InterPore2022

Salt crystallization at a hydrophobic-hydrophilic interface in quasi 2D layered porous material.

31 May 2022, 16:45

15m

Oral Presentation (MS11) Microfluidics and nanofluidics in porous systems MS11

Speaker

Ms Rozeline Wijnhorst (Van der Waals-Zeeman Institute, Institute of Physics, University of Amsterdam, Science Park 904, 1098 XH Amsterdam, The Netherlands)

Description

Understanding the ability of salts to crystallize at the interface between two porous media with different material properties is of paramount importance to understand the decay mechanisms involving salt crystallization in composite materials. This problem is that is very relevant to art conservation practice and civil engineering problems.
Over the past decades, much has been learned about the effects of salt crystallization within a single type of porous material and on its surface. In order to uncover the more complex but realistic situation of layered porous materials, the European JPI-CRYSTINART project was initiated in 2020.
We present our results on salt crystallization on the presence of an interface between hydrophilic and hydrophobic porous media during evaporation of aqueous salt solutions. For this purpose, we designed artificial 2D single layered porous media for studying the fundamentals of crystallization at the interface of two porous materials with different wettability properties at the microscale. The hydrophobic layer is created by a targeted silanization of only the top few layers of a porous medium consisting of sintered microscopic glass beads. Our manufacturing method is also a versatile tool for creating monomodal or multimodal pore size 2D porous media and allows to quantitatively study multiphase flows using different microscopy techniques. These data can subsequently serve to implement numerical models that can be extended to the 3D situation where visualization is experimentally difficult.
In the experiments, the drying kinetics and dynamics of salt precipitation (NaCl) are investigated in real-time by simultaneously using optical microscopy with automated image analysis and mass change registration during evaporation.
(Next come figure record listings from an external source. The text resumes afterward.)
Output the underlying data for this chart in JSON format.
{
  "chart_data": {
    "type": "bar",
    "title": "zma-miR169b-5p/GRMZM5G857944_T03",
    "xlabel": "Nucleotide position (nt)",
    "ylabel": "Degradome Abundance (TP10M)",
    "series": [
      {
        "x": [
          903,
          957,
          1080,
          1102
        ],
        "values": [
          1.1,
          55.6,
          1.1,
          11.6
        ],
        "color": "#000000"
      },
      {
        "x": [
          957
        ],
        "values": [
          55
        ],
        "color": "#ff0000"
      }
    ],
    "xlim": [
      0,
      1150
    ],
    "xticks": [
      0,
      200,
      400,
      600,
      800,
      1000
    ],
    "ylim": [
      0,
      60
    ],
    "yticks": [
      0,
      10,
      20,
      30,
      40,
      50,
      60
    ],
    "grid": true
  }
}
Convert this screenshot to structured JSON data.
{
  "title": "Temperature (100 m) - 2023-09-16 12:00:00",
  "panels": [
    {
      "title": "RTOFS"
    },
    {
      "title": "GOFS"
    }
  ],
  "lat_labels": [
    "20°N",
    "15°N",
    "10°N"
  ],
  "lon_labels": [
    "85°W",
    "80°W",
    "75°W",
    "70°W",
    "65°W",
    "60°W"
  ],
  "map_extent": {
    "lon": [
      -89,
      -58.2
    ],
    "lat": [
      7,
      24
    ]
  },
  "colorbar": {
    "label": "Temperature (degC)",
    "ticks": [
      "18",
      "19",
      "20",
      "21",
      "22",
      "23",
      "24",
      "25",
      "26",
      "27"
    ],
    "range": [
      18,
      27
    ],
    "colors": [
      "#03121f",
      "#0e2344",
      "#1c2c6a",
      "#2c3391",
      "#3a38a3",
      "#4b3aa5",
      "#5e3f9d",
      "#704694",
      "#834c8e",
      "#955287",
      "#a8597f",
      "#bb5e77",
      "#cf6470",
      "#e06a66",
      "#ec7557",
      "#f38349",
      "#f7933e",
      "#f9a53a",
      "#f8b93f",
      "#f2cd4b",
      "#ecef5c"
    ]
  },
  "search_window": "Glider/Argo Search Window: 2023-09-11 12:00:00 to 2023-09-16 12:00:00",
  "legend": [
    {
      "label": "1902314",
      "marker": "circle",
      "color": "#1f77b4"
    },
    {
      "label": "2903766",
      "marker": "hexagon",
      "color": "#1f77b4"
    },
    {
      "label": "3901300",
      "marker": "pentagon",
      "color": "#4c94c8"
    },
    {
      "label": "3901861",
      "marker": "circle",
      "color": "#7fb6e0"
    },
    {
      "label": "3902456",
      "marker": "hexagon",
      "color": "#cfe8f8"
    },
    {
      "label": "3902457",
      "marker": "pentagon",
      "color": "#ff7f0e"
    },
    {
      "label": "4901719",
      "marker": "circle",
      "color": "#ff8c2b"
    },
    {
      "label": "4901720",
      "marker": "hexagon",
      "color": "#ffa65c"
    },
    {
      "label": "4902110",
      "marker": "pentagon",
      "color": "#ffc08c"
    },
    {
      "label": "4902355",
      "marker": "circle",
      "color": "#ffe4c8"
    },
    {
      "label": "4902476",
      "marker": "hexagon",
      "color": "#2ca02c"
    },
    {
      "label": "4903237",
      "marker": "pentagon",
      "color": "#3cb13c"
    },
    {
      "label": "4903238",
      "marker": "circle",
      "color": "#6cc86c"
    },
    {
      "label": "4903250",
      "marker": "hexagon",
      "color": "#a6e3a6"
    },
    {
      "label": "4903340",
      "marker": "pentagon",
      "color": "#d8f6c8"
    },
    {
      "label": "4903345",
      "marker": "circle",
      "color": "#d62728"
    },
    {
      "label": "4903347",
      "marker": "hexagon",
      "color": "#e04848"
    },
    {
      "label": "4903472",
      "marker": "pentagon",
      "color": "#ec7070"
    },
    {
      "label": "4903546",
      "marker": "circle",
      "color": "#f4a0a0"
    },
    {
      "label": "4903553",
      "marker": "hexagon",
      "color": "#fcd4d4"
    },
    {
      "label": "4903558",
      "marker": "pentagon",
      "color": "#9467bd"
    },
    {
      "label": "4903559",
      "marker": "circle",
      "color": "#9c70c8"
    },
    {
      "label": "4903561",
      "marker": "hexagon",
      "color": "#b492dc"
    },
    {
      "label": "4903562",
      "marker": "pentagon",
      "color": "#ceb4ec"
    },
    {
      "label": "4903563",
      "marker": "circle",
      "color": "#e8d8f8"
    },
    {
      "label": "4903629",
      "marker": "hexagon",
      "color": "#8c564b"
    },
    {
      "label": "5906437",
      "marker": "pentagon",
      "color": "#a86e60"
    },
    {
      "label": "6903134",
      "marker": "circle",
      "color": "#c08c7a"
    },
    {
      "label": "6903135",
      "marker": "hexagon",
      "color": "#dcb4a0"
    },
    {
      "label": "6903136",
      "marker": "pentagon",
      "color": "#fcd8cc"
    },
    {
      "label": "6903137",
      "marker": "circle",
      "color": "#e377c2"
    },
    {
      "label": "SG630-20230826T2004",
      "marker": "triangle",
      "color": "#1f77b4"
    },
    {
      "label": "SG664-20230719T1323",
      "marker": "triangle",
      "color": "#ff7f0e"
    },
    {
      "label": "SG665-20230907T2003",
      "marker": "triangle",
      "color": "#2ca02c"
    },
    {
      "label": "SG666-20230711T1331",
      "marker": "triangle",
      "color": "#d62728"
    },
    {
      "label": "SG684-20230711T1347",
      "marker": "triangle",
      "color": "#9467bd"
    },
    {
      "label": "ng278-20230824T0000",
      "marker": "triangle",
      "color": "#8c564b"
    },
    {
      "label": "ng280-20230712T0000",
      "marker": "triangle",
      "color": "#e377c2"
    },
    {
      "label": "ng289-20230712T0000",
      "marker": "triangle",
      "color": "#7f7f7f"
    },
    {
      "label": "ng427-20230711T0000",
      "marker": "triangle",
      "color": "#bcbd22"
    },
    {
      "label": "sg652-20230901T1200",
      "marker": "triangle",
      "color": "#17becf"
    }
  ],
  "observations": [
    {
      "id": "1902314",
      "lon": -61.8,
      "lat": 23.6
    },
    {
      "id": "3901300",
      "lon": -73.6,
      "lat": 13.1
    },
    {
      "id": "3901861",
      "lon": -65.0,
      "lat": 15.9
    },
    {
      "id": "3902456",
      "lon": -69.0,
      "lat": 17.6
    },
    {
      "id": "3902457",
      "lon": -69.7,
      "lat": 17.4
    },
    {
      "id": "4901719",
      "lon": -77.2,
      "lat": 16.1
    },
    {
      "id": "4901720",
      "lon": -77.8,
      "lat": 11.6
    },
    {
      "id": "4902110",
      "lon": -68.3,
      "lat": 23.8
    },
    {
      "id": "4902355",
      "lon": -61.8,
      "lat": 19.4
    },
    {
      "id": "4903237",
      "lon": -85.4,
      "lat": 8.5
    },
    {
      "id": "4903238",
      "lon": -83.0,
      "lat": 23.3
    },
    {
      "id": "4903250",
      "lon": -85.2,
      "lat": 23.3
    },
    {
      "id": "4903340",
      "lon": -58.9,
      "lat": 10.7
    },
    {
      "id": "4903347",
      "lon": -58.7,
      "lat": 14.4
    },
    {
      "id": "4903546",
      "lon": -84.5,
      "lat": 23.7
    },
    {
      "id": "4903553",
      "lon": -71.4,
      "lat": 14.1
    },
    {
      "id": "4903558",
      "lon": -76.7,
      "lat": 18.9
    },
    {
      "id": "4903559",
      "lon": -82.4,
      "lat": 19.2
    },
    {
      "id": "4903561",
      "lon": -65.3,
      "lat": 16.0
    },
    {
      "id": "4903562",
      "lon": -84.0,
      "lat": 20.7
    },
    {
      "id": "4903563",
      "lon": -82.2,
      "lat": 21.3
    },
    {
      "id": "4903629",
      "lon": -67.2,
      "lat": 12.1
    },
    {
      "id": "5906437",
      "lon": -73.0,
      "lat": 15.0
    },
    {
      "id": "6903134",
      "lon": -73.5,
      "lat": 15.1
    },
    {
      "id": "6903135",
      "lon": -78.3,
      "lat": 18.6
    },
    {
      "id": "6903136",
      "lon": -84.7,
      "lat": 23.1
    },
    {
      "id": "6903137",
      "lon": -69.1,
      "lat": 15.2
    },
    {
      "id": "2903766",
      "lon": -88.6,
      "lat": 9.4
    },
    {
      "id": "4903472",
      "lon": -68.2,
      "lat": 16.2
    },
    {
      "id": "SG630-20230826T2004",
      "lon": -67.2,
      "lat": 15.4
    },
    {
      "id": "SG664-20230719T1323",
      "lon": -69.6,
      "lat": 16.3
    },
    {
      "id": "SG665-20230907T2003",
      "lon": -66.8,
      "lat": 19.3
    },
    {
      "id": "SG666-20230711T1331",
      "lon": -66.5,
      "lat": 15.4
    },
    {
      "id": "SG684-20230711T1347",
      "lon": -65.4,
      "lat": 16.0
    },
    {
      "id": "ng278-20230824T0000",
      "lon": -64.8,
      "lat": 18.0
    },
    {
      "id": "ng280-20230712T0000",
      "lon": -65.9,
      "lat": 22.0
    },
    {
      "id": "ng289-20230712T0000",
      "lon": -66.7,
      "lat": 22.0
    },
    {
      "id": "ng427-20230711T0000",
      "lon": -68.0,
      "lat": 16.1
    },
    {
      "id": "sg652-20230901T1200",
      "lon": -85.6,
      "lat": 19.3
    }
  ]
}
The drying regimes identified during the evaporation of the composite material are shown to be different than the drying behaviour of a purely hydrophilic or hydrophobic porous medium. In the early stages of evaporation, a drying front penetrates into the sample into the hydrophobic upper layer without any salt precipitation. subsequently, the air progressively penetrates into the sample via the formation of steady or transient continuous air networks in the larger pores resulting in a rather homogeneous drying of the hydrophilic region up to the interface region. Consequently, the precipitation of large crystals starts on the hydrophilic side close to the interface region; this can be viewed as subflorescence. Subsequently, the salt is observed surprisingly to slowly creep, as tiny crystals into the hydrophobic region; We show that such dynamics of crystallization with a gradient of crystal size results in the interruption of the complete drying of the whole material and to entrapped liquid pockets within the hydrophilic region.
The existence of an interface within a layered composite porous material with different wettability properties plays a major role in both the drying and crystallization dynamics of a salt solution. Understanding these principles could help to understand the materials dynamic due to crystallization of salts at the interface and propose alternative solution to prevent salt damage. As crystallization at the interface region is a major issue in the delamination and damage of ceramics, tiles and mural paintings, this is an important observation.

References

Shahidzadeh-Bonn, N., Azouni, A., & Coussot, P. (2007). Effect of wetting properties on the kinetics of drying of porous media. Journal of physics: condensed matter, 19(11), 112101.
Liefferink, R. W., Naillon, A., Bonn, D., Prat, M., & Shahidzadeh, N. (2018). Single layer porous media with entrapped minerals for microscale studies of multiphase flow. Lab on a Chip, 18(7), 1094-1104.
Qazi, M. J., Salim, H., Doorman, C. A. W., Jambon-Puillet, E., & Shahidzadeh, N. (2019). Salt creeping as a self-amplifying crystallization process. Science advances, 5(12), eaax1853.